Coverage Tests Python

beaver: an animal which manipulates water streams.

pdfbeaver: a library which manipulates PDF content streams.

pdfbeaver bridges the gap between reading PDFs (calculating text positions, tracking graphics state) and writing PDFs (injecting operators, removing content). Using pdfbeaver, you can easily write pdf content stream filters which are aware of "where you are on the page" at any given moment inside the content stream.

Example applications:

  • change colors of PDF text and vector graphics
  • redact PDF text content without disrupting the rest of the text
  • optimize vector paths in PDF graphics
  • replace fonts in a PDF file

It is built on top of pikepdf (and qpdf) for PDF writing/manipulation and pdfminer.six for stream parsing and state tracking.

🚀 Key Features

  • User-friendly API: register stream editing methods using decorators.
  • Context-Aware Editing: Modify operators based on the current graphics state (Font, Color, Matrix, CTM).
  • Safe Recursion: Automatically traverses and modifies Form XObjects, ensuring nested content is treated exactly like page content.
  • State Tracking: Tracks the cursor position ($x, y$) and transformation matrices ($Tm, CTM$) as you parse.
  • Peephole Optimization: Includes passes to remove dead stores (unused graphics state updates) to keep output files small.

📦 Installation

pip install pdfbeaver

(Note: Requires pikepdf and pdfminer.six)

⚡ Quick Start

1. Simple Operator Replacement

Change all text color to Red.

import pikepdf
import pdfbeaver

pdf = pikepdf.open("input.pdf")

@pdfbeaver.register("Tj", "TJ", "'", '"')
def make_text_red(op, operands, raw_bytes):
    # Return a sequence of instructions:
    # 1. Set RGB color to Red (1, 0, 0)
    # 2. Draw the original text
    return [
        ([1, 0, 0], "rg"),  # Non-stroking red
        ([1, 0, 0], "RG"),  # Stroking red
        raw_bytes           # Original text op
    ]

pdfbeaver.process(pdf)
pdf.save("output_red.pdf")

2. Context-Aware Modification (Redaction)
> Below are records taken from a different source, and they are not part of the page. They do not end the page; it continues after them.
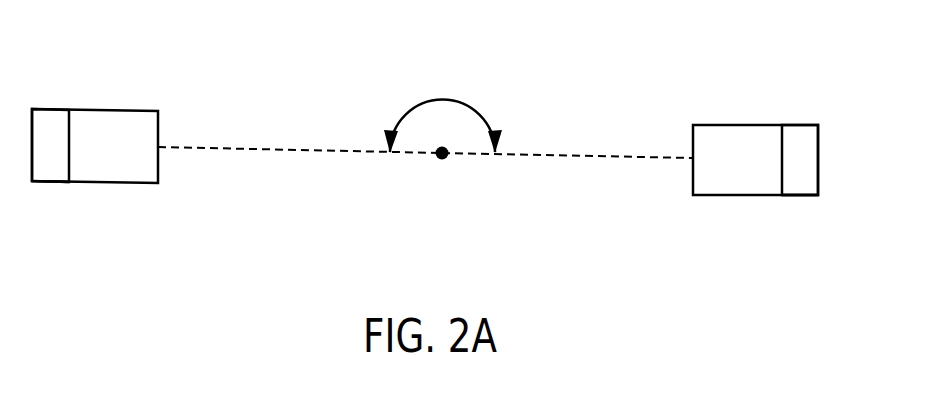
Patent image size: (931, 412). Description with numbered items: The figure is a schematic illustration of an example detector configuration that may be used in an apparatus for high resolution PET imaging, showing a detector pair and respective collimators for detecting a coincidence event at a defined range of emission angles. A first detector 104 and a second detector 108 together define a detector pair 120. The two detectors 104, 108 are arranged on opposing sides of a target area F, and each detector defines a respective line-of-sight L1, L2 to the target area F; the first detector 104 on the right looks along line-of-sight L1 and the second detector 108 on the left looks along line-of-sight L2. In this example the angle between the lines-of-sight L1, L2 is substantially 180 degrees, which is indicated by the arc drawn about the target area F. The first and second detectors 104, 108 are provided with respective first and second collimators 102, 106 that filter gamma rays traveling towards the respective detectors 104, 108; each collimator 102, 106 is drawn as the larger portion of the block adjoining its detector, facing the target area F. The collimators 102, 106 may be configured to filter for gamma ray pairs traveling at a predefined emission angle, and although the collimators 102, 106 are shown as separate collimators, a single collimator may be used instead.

The first collimator 102 is at (738, 133).
The first detector 104 is at (798, 133).
The second collimator 106 is at (130, 125).
The second detector 108 is at (52, 125).
The detector pair 120 is at (52, 173).
The target area F is at (443, 157).
The first line-of-sight L1 is at (600, 158).
The second line-of-sight L2 is at (265, 148).
The angle between the lines-of-sight 180 is at (440, 100).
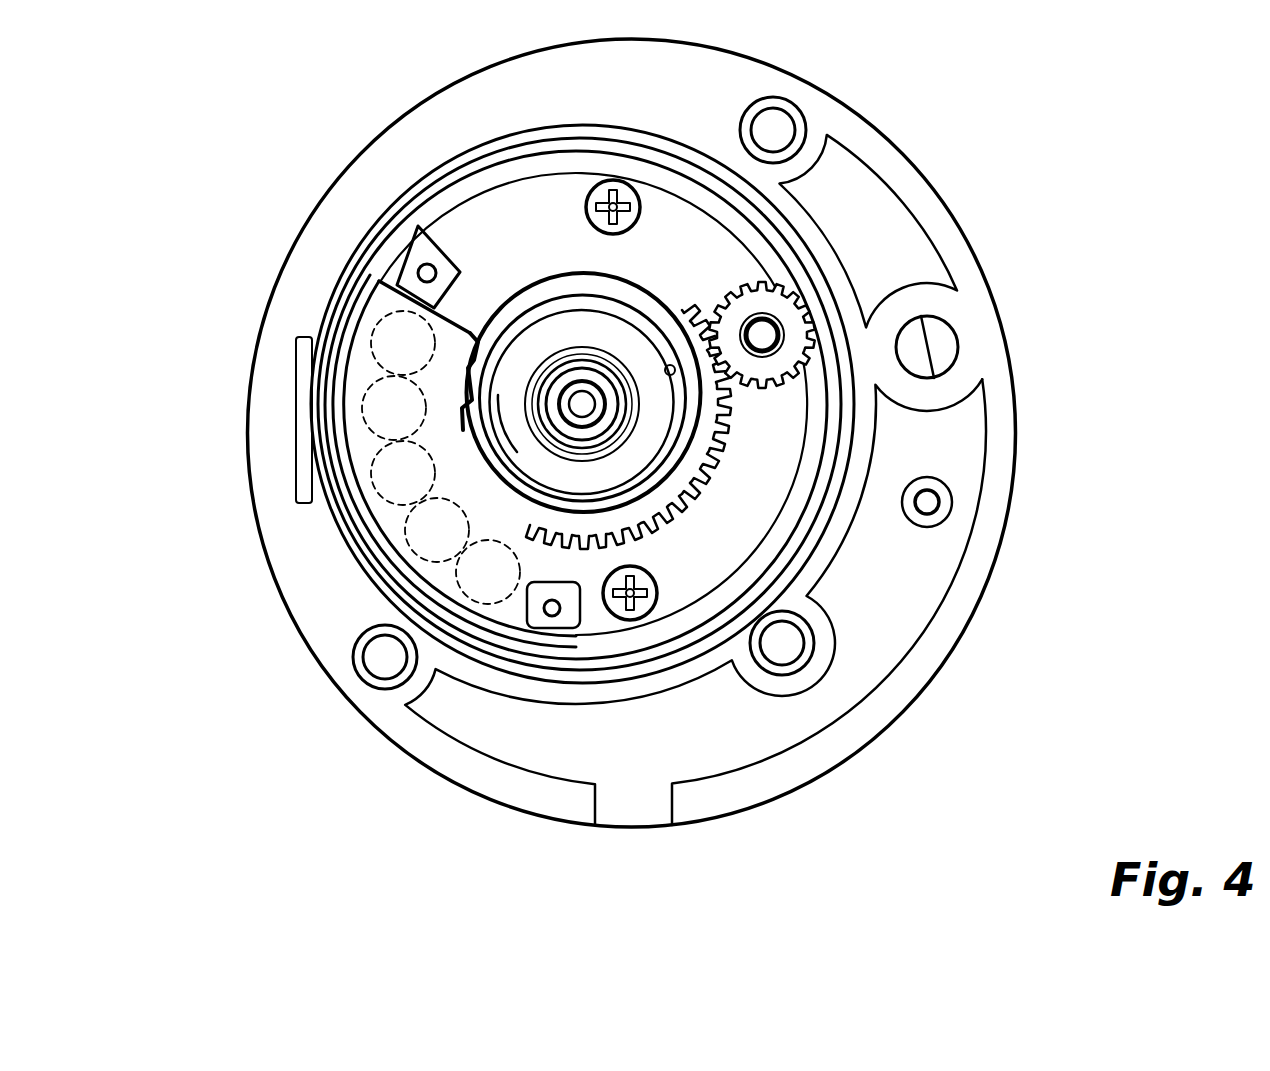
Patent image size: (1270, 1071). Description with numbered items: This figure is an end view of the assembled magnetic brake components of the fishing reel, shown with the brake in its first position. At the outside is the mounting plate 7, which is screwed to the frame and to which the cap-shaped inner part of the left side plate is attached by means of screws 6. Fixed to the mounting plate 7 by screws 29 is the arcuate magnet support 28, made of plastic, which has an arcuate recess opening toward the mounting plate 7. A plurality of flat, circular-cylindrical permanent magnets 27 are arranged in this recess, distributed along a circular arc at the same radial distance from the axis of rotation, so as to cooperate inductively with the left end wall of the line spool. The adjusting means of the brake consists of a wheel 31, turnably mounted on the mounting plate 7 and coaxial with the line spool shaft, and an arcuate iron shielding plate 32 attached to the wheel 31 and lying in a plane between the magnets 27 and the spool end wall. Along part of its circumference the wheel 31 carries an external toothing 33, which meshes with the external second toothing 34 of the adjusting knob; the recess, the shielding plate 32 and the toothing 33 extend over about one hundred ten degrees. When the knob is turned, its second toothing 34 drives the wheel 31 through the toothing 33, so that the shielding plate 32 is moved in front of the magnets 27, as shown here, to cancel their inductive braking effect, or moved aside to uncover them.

The screws 6 is at (622, 186).
The mounting plate 7 is at (1000, 440).
The permanent magnets 27 is at (440, 532).
The magnet support 28 is at (362, 318).
The screws 29 is at (430, 273).
The wheel 31 is at (593, 288).
The shielding plate 32 is at (450, 342).
The external toothing 33 is at (705, 480).
The second toothing 34 is at (760, 292).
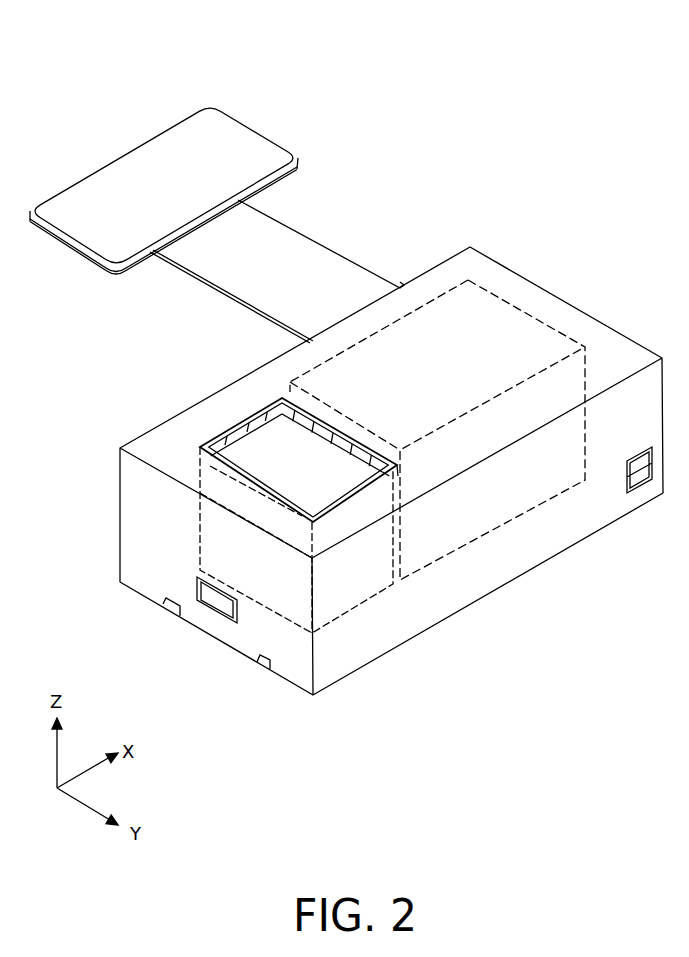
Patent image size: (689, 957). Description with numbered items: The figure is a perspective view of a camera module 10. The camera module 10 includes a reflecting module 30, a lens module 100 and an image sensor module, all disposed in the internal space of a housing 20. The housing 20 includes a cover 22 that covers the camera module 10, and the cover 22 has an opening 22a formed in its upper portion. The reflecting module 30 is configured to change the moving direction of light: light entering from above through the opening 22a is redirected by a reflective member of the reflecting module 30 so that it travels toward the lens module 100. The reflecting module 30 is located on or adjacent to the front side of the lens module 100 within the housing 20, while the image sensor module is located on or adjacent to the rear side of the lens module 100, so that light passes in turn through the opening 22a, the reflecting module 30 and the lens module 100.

The camera module 10 is at (346, 365).
The housing 20 is at (358, 646).
The cover 22 is at (163, 447).
The opening 22a is at (272, 458).
The reflecting module 30 is at (357, 574).
The lens module 100 is at (478, 504).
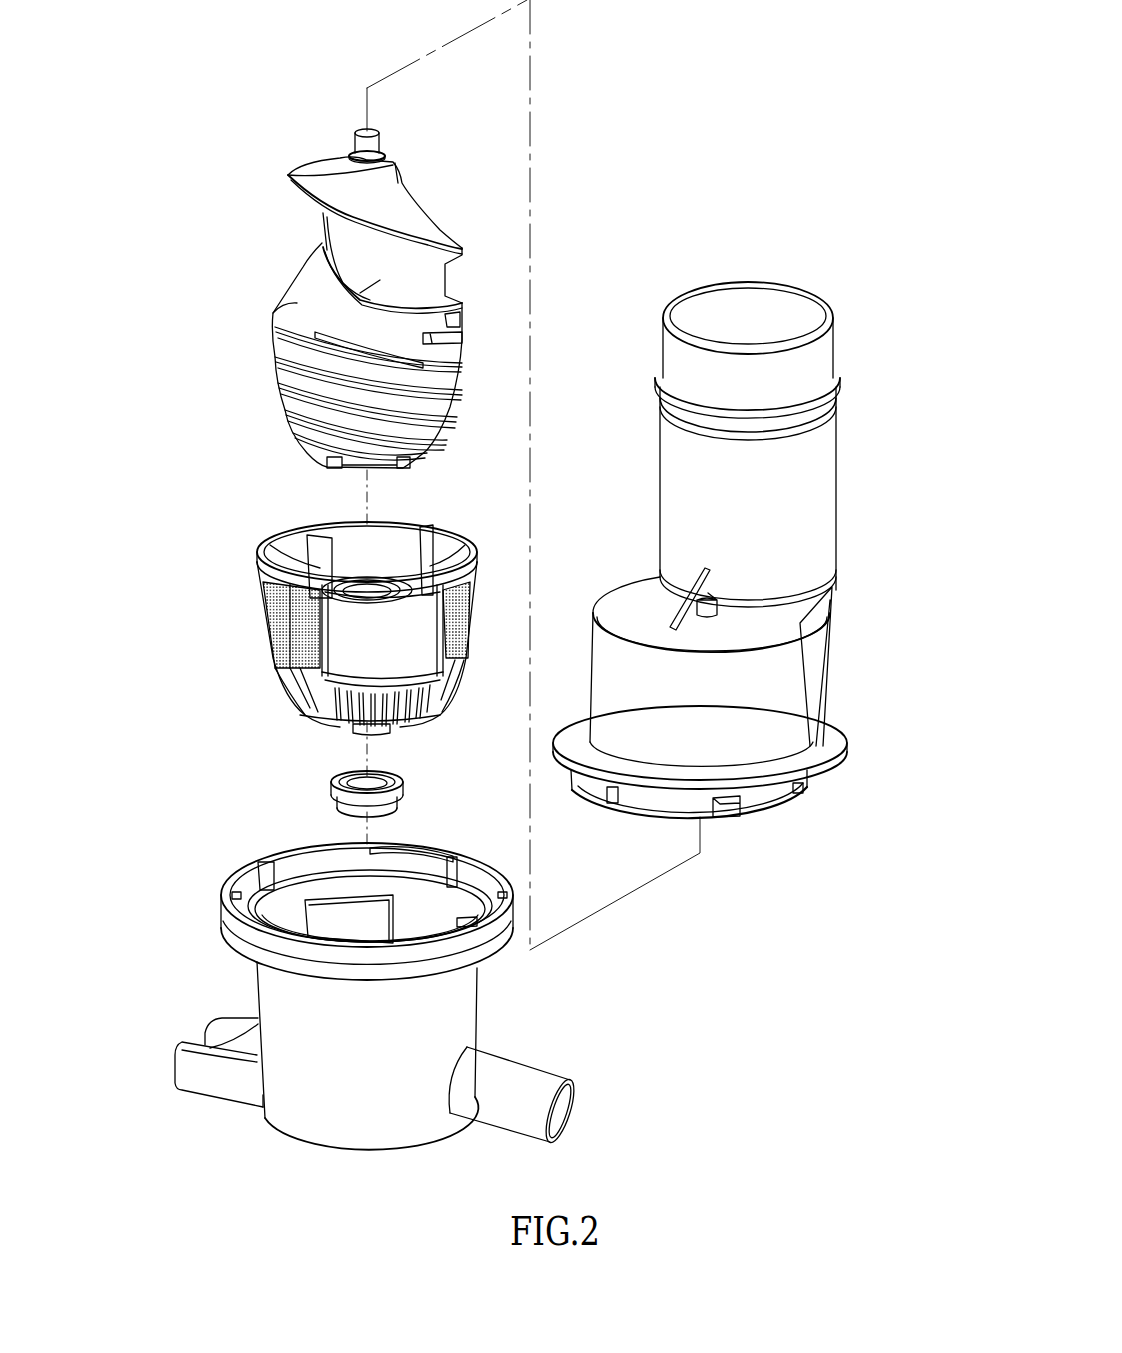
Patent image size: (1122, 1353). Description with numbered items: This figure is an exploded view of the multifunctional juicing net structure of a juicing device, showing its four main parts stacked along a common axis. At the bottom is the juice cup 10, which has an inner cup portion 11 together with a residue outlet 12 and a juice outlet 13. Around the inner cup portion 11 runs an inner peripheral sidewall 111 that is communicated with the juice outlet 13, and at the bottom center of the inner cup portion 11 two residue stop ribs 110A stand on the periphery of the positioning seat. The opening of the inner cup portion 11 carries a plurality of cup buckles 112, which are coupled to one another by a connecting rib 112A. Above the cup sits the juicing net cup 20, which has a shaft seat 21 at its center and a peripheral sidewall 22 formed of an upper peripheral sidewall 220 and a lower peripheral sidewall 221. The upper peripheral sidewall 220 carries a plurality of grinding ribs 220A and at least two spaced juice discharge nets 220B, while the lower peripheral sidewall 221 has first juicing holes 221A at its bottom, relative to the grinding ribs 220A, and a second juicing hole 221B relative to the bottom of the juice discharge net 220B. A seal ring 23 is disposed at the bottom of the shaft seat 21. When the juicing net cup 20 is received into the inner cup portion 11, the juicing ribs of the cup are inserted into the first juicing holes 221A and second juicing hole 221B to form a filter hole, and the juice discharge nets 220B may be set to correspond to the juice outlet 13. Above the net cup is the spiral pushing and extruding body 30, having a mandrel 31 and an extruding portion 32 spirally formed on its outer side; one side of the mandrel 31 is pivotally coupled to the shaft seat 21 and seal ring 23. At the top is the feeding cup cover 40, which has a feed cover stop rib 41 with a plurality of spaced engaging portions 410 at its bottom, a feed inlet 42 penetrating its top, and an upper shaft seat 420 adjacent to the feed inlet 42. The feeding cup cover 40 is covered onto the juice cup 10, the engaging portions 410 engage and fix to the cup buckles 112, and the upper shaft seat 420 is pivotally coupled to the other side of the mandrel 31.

The juice cup 10 is at (205, 914).
The inner cup portion 11 is at (315, 915).
The residue stop ribs 110A is at (330, 915).
The inner peripheral sidewall 111 is at (427, 917).
The cup buckles 112 is at (243, 867).
The connecting rib 112A is at (272, 850).
The residue outlet 12 is at (220, 1038).
The juice outlet 13 is at (563, 1112).
The juicing net cup 20 is at (258, 513).
The shaft seat 21 is at (393, 580).
The peripheral sidewall 22 is at (288, 547).
The upper peripheral sidewall 220 is at (420, 630).
The grinding ribs 220A is at (430, 578).
The juice discharge nets 220B is at (460, 648).
The lower peripheral sidewall 221 is at (428, 681).
The first juicing holes 221A is at (385, 703).
The second juicing hole 221B is at (398, 728).
The seal ring 23 is at (353, 768).
The spiral pushing and extruding body 30 is at (275, 243).
The mandrel 31 is at (362, 147).
The extruding portion 32 is at (294, 382).
The feeding cup cover 40 is at (864, 538).
The feed cover stop rib 41 is at (826, 748).
The engaging portions 410 is at (773, 808).
The feed inlet 42 is at (742, 318).
The upper shaft seat 420 is at (663, 578).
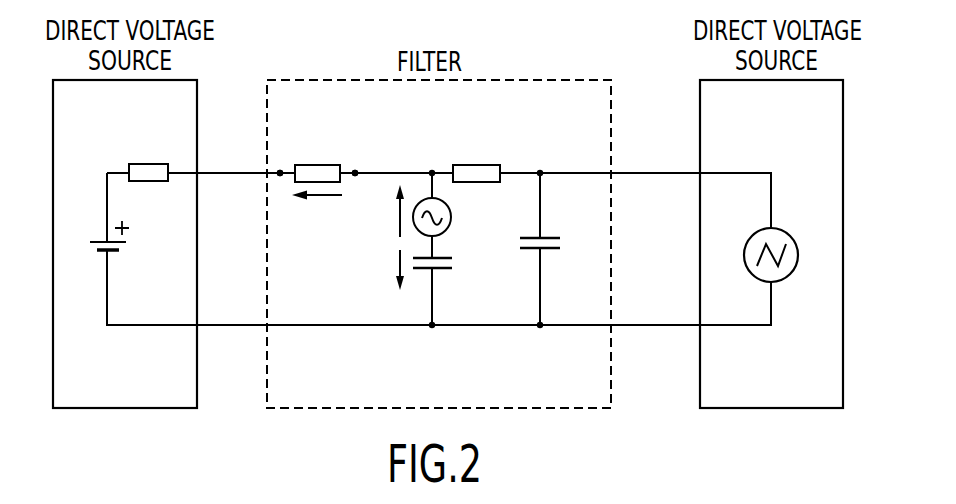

Delete text only if it appears in the top-left quadrant of the page.

@pdfbeaver.register("Tj", "TJ")
def delete_top_left(context):
    x, y = pdfbeaver.extract_text_position(context.pre_input)[:2]
    if x < 300 and y > 400:
        return None
    return pdfbeaver.UNCHANGED # Pass through unchanged

Flexible Signatures

The @register decorator inspects your function signature. You can include any of the following arguments in any order:

  • operands (or args): List of arguments for the operator.
  • operator (or op): The operator string (e.g. "Tj").
  • raw_bytes: The original binary data for this instruction.
  • context: The StreamContext object.
  • pdf: The pikepdf.Pdf document.
  • page: The pikepdf.Page object.

🏗 Architecture

pdfbeaver solves the problem of mapping input geometry to output streams incrementally, allowing state to be interrogated mid-stream.

graph LR
    A[Input Stream] --> B[StreamStateIterator];
    B --> C{State Tracker};
    C --> D[Handler Registry];
    D --> E[Stream Editor];
    E --> F[Optimizer];
    F --> G[Output Stream];
  1. StreamStateIterator: Wraps pdfminer to interpret the stream byte-by-byte, updating a virtual graphics state (Matrices, Fonts).
  2. HandlerRegistry: Intercepts specific operators defined by the user.
  3. StreamEditor: Recompiles the stream. It injects modified operators or passes original raw bytes for maximum speed and fidelity.
  4. Optimizer: Runs a post-processing pass to clean up redundant operators (e.g., 1 0 0 rg followed immediately by 0 1 0 rg).

📚 Advanced Usage

The StreamContext

Every handler receives a context object containing:

  • context.tracker: The active state tracker (access gstate, textstate, get_current_user_pos()).
  • context.page: The pikepdf.Page object currently being processed.
  • context.container: The specific object being processed (could be a Page or a Form XObject).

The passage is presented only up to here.